One of the reasons why I don't like Greylisting. In short, what greylisting is: when a server makes a connection to another server for mail delivery, a triple is formed from the sending host, destination address, and source address, and it is checked whether this combination is known. If not, the combination is noted and the current mail is rejected with a temporary rejection. The theory is that mail servers attempt redeliveries but spambots and virus distributors typically do not. So far, so good. Problems with this approach:
- not every mail server responds correctly to temporary rejections. Example: Yahoo. And that's far from the only server that reacts this way.
- even with temporary rejections, bounces often occur, which then cause mailing list hosts to unsubscribe you from lists.
- a spammer only needs to attempt to send the spam twice in quick succession and the spam gets through. This is minimal effort for spambots — either the user gets one or two spams — but they will get them.
- greylisting only works if you have control over all MX servers for your own domain, otherwise spam simply comes in through the other mail servers on which greylisting is not running.
- if all MXes use greylisting, delivery attempts of legitimate mail are slowed down, since these normally try the other MXes on temporary rejections and then also fail there.

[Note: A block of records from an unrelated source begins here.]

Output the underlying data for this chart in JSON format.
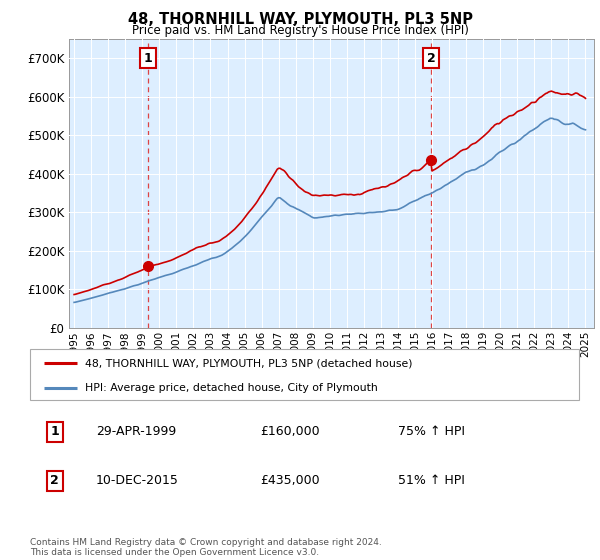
{
  "title": "48, THORNHILL WAY, PLYMOUTH, PL3 5NP",
  "subtitle": "Price paid vs. HM Land Registry's House Price Index (HPI)",
  "red_label": "48, THORNHILL WAY, PLYMOUTH, PL3 5NP (detached house)",
  "blue_label": "HPI: Average price, detached house, City of Plymouth",
  "annotation1_date": "29-APR-1999",
  "annotation1_price": "£160,000",
  "annotation1_hpi": "75% ↑ HPI",
  "annotation2_date": "10-DEC-2015",
  "annotation2_price": "£435,000",
  "annotation2_hpi": "51% ↑ HPI",
  "footer": "Contains HM Land Registry data © Crown copyright and database right 2024.\nThis data is licensed under the Open Government Licence v3.0.",
  "red_color": "#cc0000",
  "blue_color": "#5588bb",
  "bg_color": "#ddeeff",
  "dashed_color": "#dd4444",
  "ylim": [
    0,
    750000
  ],
  "yticks": [
    0,
    100000,
    200000,
    300000,
    400000,
    500000,
    600000,
    700000
  ],
  "ytick_labels": [
    "£0",
    "£100K",
    "£200K",
    "£300K",
    "£400K",
    "£500K",
    "£600K",
    "£700K"
  ],
  "marker1_year": 1999.33,
  "marker1_value": 160000,
  "marker2_year": 2015.95,
  "marker2_value": 435000,
  "vline1_year": 1999.33,
  "vline2_year": 2015.95,
  "xlim_left": 1994.7,
  "xlim_right": 2025.5
}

Depending on configuration, you then automatically end up in slower queues or longer waiting times on that server (because three delivery attempts have already failed at three MXes).

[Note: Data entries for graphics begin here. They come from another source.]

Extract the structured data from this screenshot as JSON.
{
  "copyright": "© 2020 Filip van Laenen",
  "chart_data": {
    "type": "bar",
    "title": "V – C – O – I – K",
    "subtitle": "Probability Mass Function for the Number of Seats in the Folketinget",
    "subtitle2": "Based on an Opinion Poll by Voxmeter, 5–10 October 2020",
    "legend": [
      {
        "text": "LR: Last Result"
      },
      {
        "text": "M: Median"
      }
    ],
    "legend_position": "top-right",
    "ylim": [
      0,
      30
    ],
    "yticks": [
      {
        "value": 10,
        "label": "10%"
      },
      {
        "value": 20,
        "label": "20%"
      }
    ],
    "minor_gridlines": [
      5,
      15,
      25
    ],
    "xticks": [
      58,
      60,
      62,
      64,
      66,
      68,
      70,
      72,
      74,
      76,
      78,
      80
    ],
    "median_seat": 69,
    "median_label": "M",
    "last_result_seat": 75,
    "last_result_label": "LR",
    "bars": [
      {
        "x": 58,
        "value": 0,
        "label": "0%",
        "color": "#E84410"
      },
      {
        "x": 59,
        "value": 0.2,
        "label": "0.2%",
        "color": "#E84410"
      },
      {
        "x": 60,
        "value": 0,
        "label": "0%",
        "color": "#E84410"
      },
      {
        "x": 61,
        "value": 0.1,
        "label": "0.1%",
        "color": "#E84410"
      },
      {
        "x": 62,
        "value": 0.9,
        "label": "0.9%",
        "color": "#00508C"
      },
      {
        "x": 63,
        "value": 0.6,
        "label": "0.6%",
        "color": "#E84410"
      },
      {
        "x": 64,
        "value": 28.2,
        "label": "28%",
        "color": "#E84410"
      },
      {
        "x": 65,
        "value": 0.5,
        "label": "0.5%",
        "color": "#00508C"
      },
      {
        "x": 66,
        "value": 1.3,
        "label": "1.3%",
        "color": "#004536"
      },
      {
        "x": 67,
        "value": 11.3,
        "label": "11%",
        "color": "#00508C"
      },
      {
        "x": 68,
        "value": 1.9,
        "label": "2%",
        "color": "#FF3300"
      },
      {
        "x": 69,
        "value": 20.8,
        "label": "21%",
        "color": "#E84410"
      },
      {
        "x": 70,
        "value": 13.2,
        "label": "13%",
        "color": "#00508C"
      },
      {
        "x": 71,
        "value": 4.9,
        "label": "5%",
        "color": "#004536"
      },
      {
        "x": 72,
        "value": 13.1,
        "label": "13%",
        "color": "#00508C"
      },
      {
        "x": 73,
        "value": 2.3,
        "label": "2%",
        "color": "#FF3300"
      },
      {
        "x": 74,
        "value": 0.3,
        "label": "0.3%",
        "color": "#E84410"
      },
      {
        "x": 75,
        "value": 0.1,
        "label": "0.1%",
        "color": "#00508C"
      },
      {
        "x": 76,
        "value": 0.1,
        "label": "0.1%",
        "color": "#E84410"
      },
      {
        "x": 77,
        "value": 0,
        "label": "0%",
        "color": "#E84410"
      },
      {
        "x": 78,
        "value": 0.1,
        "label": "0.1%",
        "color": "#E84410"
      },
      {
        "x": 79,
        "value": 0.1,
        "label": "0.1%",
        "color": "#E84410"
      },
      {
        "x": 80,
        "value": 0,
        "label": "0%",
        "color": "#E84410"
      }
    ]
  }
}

- Whitelisting (which is mentioned as a solution for some problems) is itself a problem: spam from servers on the whitelist is not detected. But precisely some of the large distribution servers have to be added to the whitelist because they have exactly the problems mentioned (Yahoo is not only a source for many mailing lists, but also for a lot of spam).
- Problems with greylisting are typically only noticed indirectly — since it is a largely transparent process and you can really only conclude that there are problems with greylisting from reactions by others.

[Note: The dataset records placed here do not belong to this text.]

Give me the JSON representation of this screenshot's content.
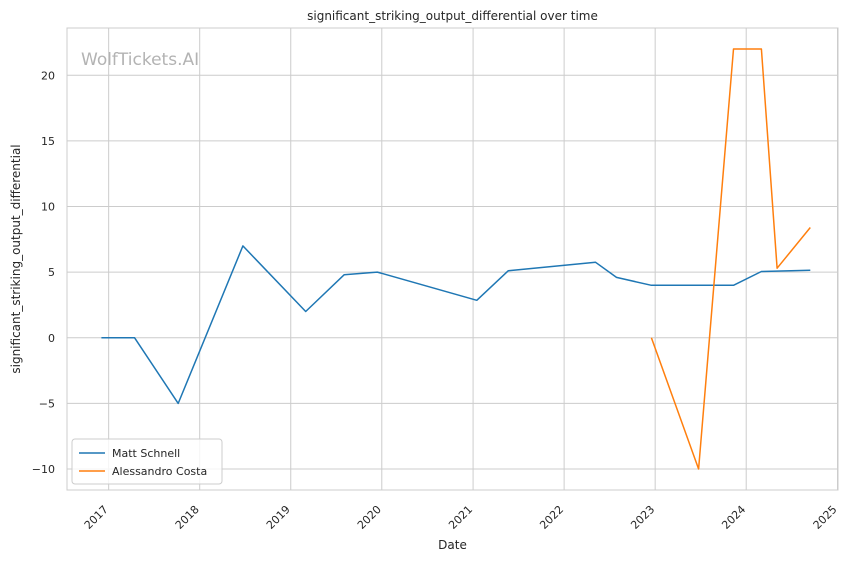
{
  "chart_data": {
    "type": "line",
    "title": "significant_striking_output_differential over time",
    "xlabel": "Date",
    "ylabel": "significant_striking_output_differential",
    "watermark": "WolfTickets.AI",
    "x_ticks": [
      "2017",
      "2018",
      "2019",
      "2020",
      "2021",
      "2022",
      "2023",
      "2024",
      "2025"
    ],
    "y_ticks": [
      -10,
      -5,
      0,
      5,
      10,
      15,
      20
    ],
    "xlim": [
      "2016-07-18",
      "2025-01-03"
    ],
    "ylim": [
      -11.6,
      23.6
    ],
    "grid": true,
    "legend_position": "lower-left",
    "series": [
      {
        "name": "Matt Schnell",
        "color": "#1f77b4",
        "points": [
          [
            "2016-12-03",
            0
          ],
          [
            "2017-04-15",
            0
          ],
          [
            "2017-10-07",
            -5
          ],
          [
            "2018-06-23",
            7
          ],
          [
            "2019-03-02",
            2
          ],
          [
            "2019-08-03",
            4.8
          ],
          [
            "2019-12-14",
            5
          ],
          [
            "2021-01-16",
            2.85
          ],
          [
            "2021-05-22",
            5.1
          ],
          [
            "2022-05-07",
            5.75
          ],
          [
            "2022-07-30",
            4.6
          ],
          [
            "2022-12-17",
            4
          ],
          [
            "2023-11-11",
            4
          ],
          [
            "2024-03-02",
            5.05
          ],
          [
            "2024-09-14",
            5.15
          ]
        ]
      },
      {
        "name": "Alessandro Costa",
        "color": "#ff7f0e",
        "points": [
          [
            "2022-12-17",
            0
          ],
          [
            "2023-06-24",
            -10
          ],
          [
            "2023-11-11",
            22
          ],
          [
            "2024-03-02",
            22
          ],
          [
            "2024-05-04",
            5.3
          ],
          [
            "2024-09-14",
            8.4
          ]
        ]
      }
    ]
  }
}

All in all, greylisting only has an advantage temporarily: because it is rarely widespread, it is currently not taken into account by spambots. But taking it into account is trivial and would automatically happen with wider adoption. Thus greylisting is doomed to become ineffective if it spreads further.
Of course, many of the problems can be fixed. But ultimately, this is just as much an attempt to plug the holes in a sieve with paper as using rule-based spam filters against spam. Statistical spam filtering (Bayesian filter) is still the best available solution.